I have encountered a case where the performance disparity between JPQL
and SQL queries seems unreasonable when fetching a large number of
results (5000+). Have a look at the log below:
JPQL Query:
SELECT led FROM LintEntryDetails led WHERE
led.parentJob.id
= :parentJob AND led.entry = :file
13:35:04,250 DEBUG ~ select lintentryd0_.id as id219_,
lintentryd0_.issue_category as issue2_219_, lintentryd0_.comments as
comments219_, lintentryd0_.entry as entry219_, lintentryd0_.issue as
issue219_, lintentryd0_.itemID as itemID219_, lintentryd0_.LINTJOB_ID
as LINTJOB10_219_, lintentryd0_.severity as severity219_,
lintentryd0_."string" as string8_219_, lintentryd0_.substring as
substring219_ from LintEntryDetails lintentryd0_ where
lintentryd0_.LINTJOB_ID=? and lintentryd0_.entry=?

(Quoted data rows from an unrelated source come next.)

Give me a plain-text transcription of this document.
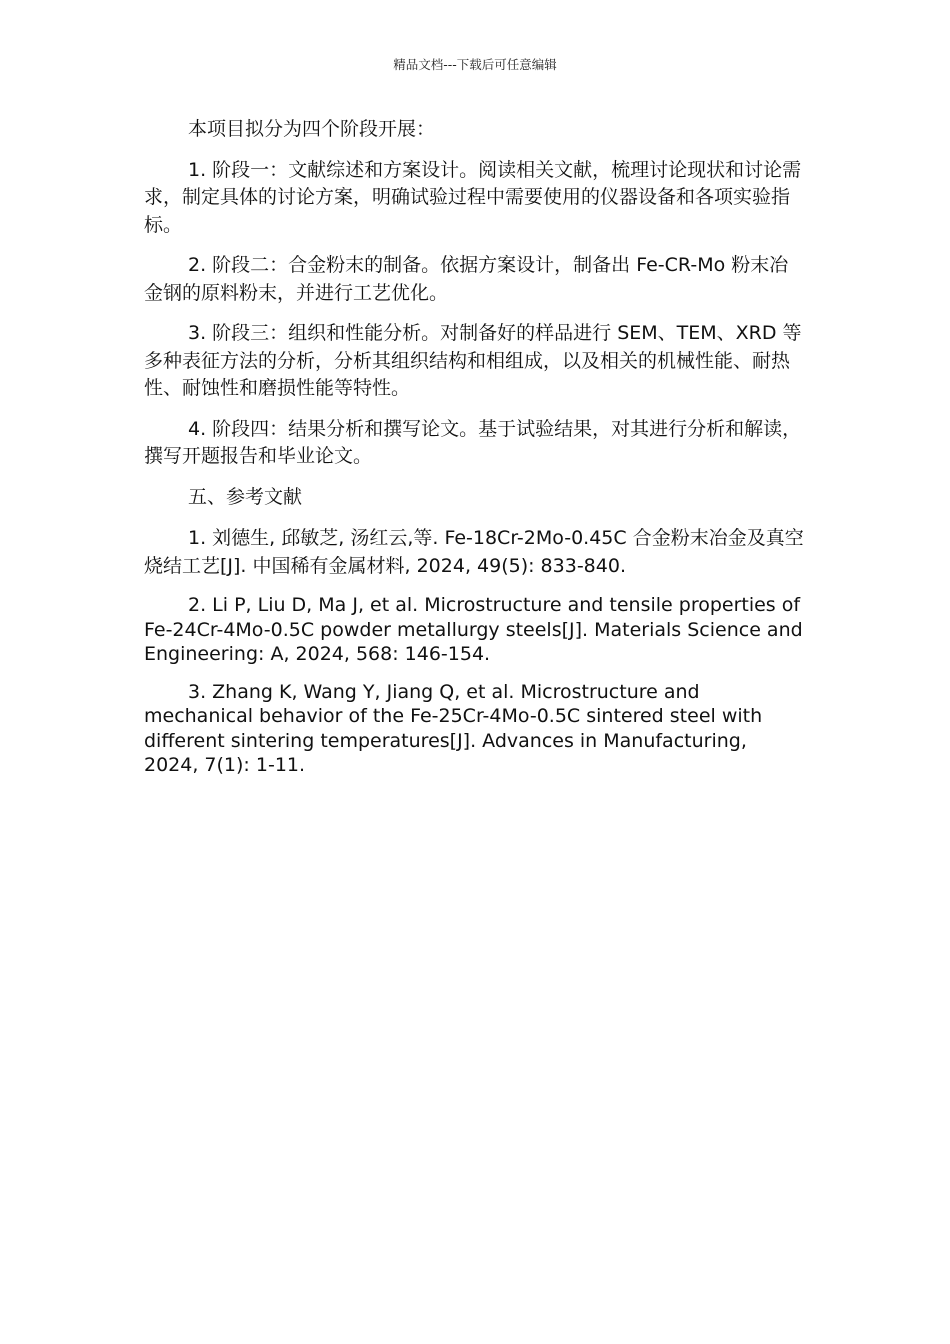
精品文档---下载后可任意编辑

本项目拟分为四个阶段开展：

1. 阶段一：文献综述和方案设计。阅读相关文献，梳理讨论现状和讨论需求，制定具体的讨论方案，明确试验过程中需要使用的仪器设备和各项实验指标。

2. 阶段二：合金粉末的制备。依据方案设计，制备出 Fe-CR-Mo 粉末冶金钢的原料粉末，并进行工艺优化。

3. 阶段三：组织和性能分析。对制备好的样品进行 SEM、TEM、XRD 等多种表征方法的分析，分析其组织结构和相组成，以及相关的机械性能、耐热性、耐蚀性和磨损性能等特性。

4. 阶段四：结果分析和撰写论文。基于试验结果，对其进行分析和解读，撰写开题报告和毕业论文。

五、参考文献

1. 刘德生, 邱敏芝, 汤红云,等. Fe-18Cr-2Mo-0.45C 合金粉末冶金及真空烧结工艺[J]. 中国稀有金属材料, 2024, 49(5): 833-840.

2. Li P, Liu D, Ma J, et al. Microstructure and tensile properties of Fe-24Cr-4Mo-0.5C powder metallurgy steels[J]. Materials Science and Engineering: A, 2024, 568: 146-154.

3. Zhang K, Wang Y, Jiang Q, et al. Microstructure and mechanical behavior of the Fe-25Cr-4Mo-0.5C sintered steel with different sintering temperatures[J]. Advances in Manufacturing, 2024, 7(1): 1-11.
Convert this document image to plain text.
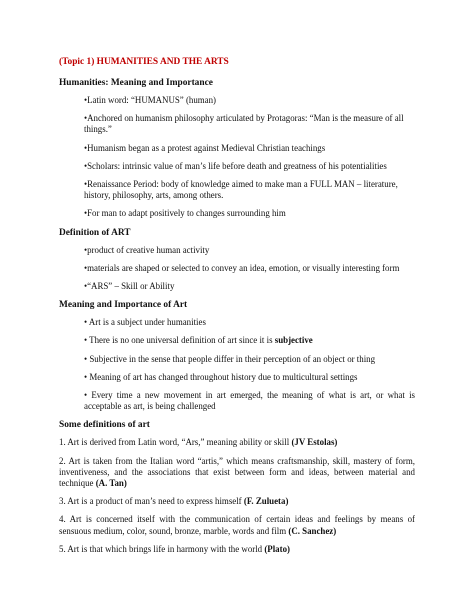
(Topic 1) HUMANITIES AND THE ARTS
Humanities: Meaning and Importance
•Latin word: “HUMANUS” (human)
•Anchored on humanism philosophy articulated by Protagoras: “Man is the measure of all things.”
•Humanism began as a protest against Medieval Christian teachings
•Scholars: intrinsic value of man’s life before death and greatness of his potentialities
•Renaissance Period: body of knowledge aimed to make man a FULL MAN – literature, history, philosophy, arts, among others.
•For man to adapt positively to changes surrounding him
Definition of ART
•product of creative human activity
•materials are shaped or selected to convey an idea, emotion, or visually interesting form
•“ARS” – Skill or Ability
Meaning and Importance of Art
• Art is a subject under humanities
• There is no one universal definition of art since it is subjective
• Subjective in the sense that people differ in their perception of an object or thing
• Meaning of art has changed throughout history due to multicultural settings
• Every time a new movement in art emerged, the meaning of what is art, or what is acceptable as art, is being challenged
Some definitions of art
1. Art is derived from Latin word, “Ars,” meaning ability or skill (JV Estolas)
2. Art is taken from the Italian word “artis,” which means craftsmanship, skill, mastery of form, inventiveness, and the associations that exist between form and ideas, between material and technique (A. Tan)
3. Art is a product of man’s need to express himself (F. Zulueta)
4. Art is concerned itself with the communication of certain ideas and feelings by means of sensuous medium, color, sound, bronze, marble, words and film (C. Sanchez)
5. Art is that which brings life in harmony with the world (Plato)
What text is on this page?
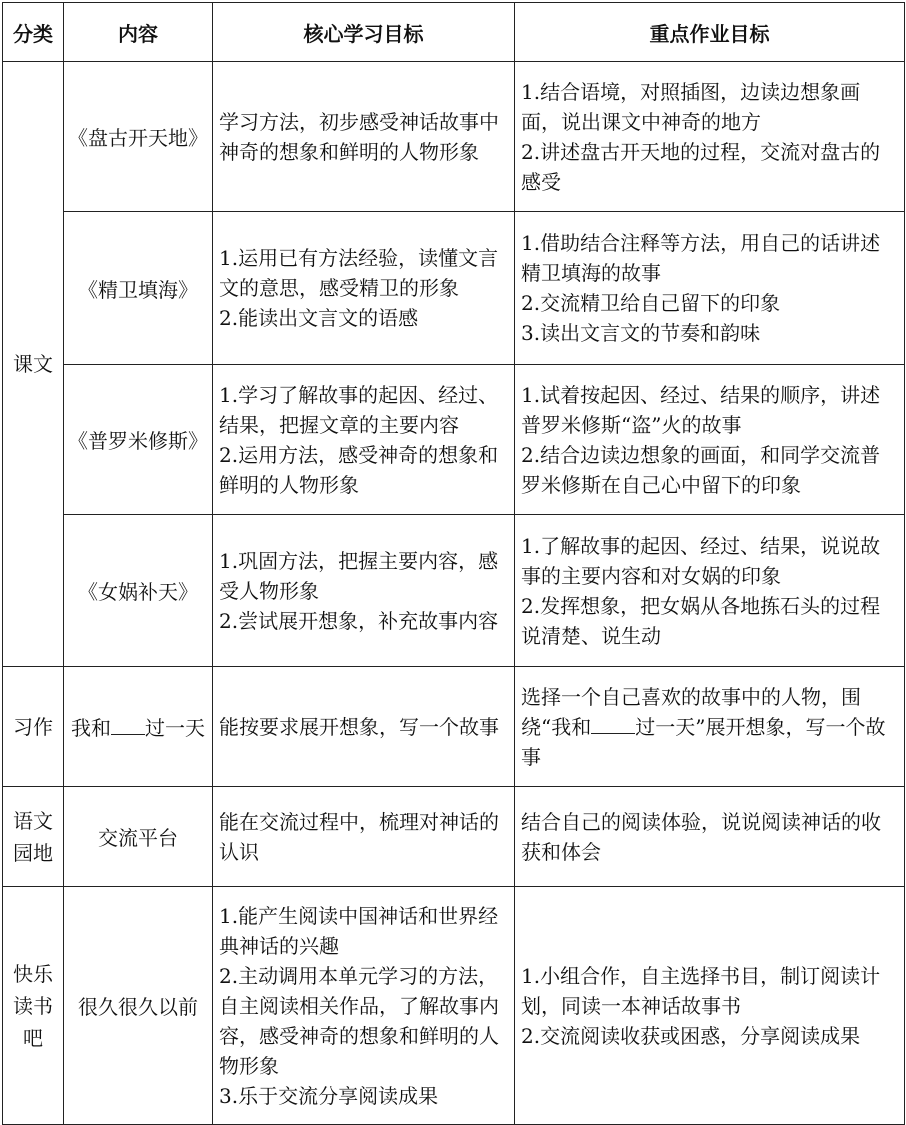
分类	内容	核心学习目标	重点作业目标
课文	《盘古开天地》	学习方法，初步感受神话故事中神奇的想象和鲜明的人物形象	1.结合语境，对照插图，边读边想象画面，说出课文中神奇的地方
2.讲述盘古开天地的过程，交流对盘古的感受

	《精卫填海》	1.运用已有方法经验，读懂文言文的意思，感受精卫的形象
2.能读出文言文的语感	1.借助结合注释等方法，用自己的话讲述精卫填海的故事
2.交流精卫给自己留下的印象
3.读出文言文的节奏和韵味

	《普罗米修斯》	1.学习了解故事的起因、经过、结果，把握文章的主要内容
2.运用方法，感受神奇的想象和鲜明的人物形象	1.试着按起因、经过、结果的顺序，讲述普罗米修斯“盗”火的故事
2.结合边读边想象的画面，和同学交流普罗米修斯在自己心中留下的印象

	《女娲补天》	1.巩固方法，把握主要内容，感受人物形象
2.尝试展开想象，补充故事内容	1.了解故事的起因、经过、结果，说说故事的主要内容和对女娲的印象
2.发挥想象，把女娲从各地拣石头的过程说清楚、说生动

习作	我和 过一天	能按要求展开想象，写一个故事	选择一个自己喜欢的故事中的人物，围绕“我和 过一天”展开想象，写一个故事

语文
园地	交流平台	能在交流过程中，梳理对神话的认识	结合自己的阅读体验，说说阅读神话的收获和体会

快乐
读书
吧	很久很久以前	1.能产生阅读中国神话和世界经典神话的兴趣
2.主动调用本单元学习的方法，自主阅读相关作品，了解故事内容，感受神奇的想象和鲜明的人物形象
3.乐于交流分享阅读成果	1.小组合作，自主选择书目，制订阅读计划，同读一本神话故事书
2.交流阅读收获或困惑，分享阅读成果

13:35:22,015 INFO ~ jpql query over, fetched 7267 results
Total time ~18 seconds
13:35:22,015 DEBUG ~ SELECT * FROM LINTENTRYDETAILS WHERE LINTJOB_ID=1
AND LINTENTRYDETAILS.ENTRY='myfile.txt'
13:35:22,718 INFO ~ Native query over, fetched 7267 results
Total time ~700ms
This is the underlying code for the JPQL:
List<LintEntryDetails> entryDetails =
LintEntryDetails.find(query.toString())
.bind("parentJob", parentJobId)
.bind("file", filename)
.fetch();
And for the native query:
Query nativeQuery = JPA.em().createNativeQuery("SELECT * FROM
LINTENTRYDETAILS WHERE LINTJOB_ID=1 AND
LINTENTRYDETAILS.ENTRY='myfile.txt'");
List results = nativeQuery.getResultList();
The actual LintEntryDetails model contains only simple fields and one
@ManyToOne field that I explicitly set the FetchType to LAZY, and you
can see from the resulting hibernate query that nothing is being
joined, so that can't be the source of abysmal performance.
My question is, then, is this normal, and is the overhead introduced
by mapping the retrieved fields onto the domain models? If so, can one
justify using JPA/Hibernate queries for anything exceeding a handful
of rows? Thanks in advance for any insights you might have!